Recordings: The Flaming Lips – At War With the Mystics

    Though it may sound like it was ripped right from the motherboard of a spacefaring Artoo unit, the Flaming Lips aren’t singing about robots this time. In fact, despite the farty synth squonks and sometimes spare, mechanical rhythms, At War With the Mystics is unswervingly human.

    As the weirdest (popular) band in current rotation, the Lips don’t need to act human. They don’t need to sing songs about Bush or suicide bombers, or death and loneliness. But they do, with absolute humanity, finding a rosy understanding of the world both enviable and addictive.

    When singer Wayne Coyne talks about Bush, he wonders if he or anyone else would do the same thing in such a position. In the machinelike “Free Radicals,” Coyne imagines that neo-hippie Devendra Banhart is dissuading a suicide bomber from that path. Other songs are bittersweet poetry: about Gwen Stefani imagining her place in the universe, a girl made sad by the emptiness of her pop music (yes, that means you) and Coyne’s heart-wrenching last days with his dying mother. Somehow, wondering about the Gwens and Dubyas in all of us fits the Lips’ humanistic worldview perfectly, and makes for a beautiful listen.

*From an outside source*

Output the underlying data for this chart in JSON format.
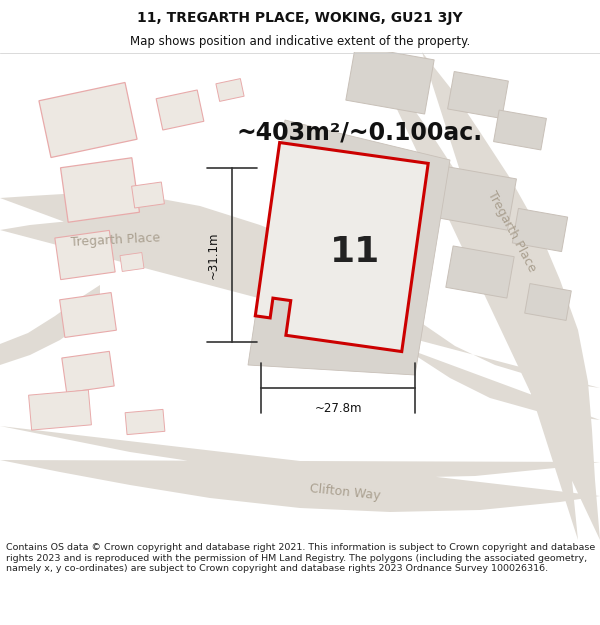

    The music by itself is hard to take for those used to the last few Lips albums, with off-key falsettos and loud, fuzzed- out guitars battling stereophonic synthesizers and Bonzo-in-a-box drumming. There are still the soft synth lines of Yoshimi Battles the Pink Robots on the slower songs, but here they evolve into stadium-worthy hard rock. The lone instrumental (“The Wizard Turns On His Giant Silver Flashlight And Put On His Werewolf Moccasins”) is another slice of weird spaceship-landing perfection; like an aural Rorschach test, it’s the soundtrack to your own personal movie.

    The point? This is a rock record, and if Black Sabbath isn’t in your collection, you might want to sit this round out.

    The Flaming Lips will perform on May 24 at SDSU Open Air Theatre.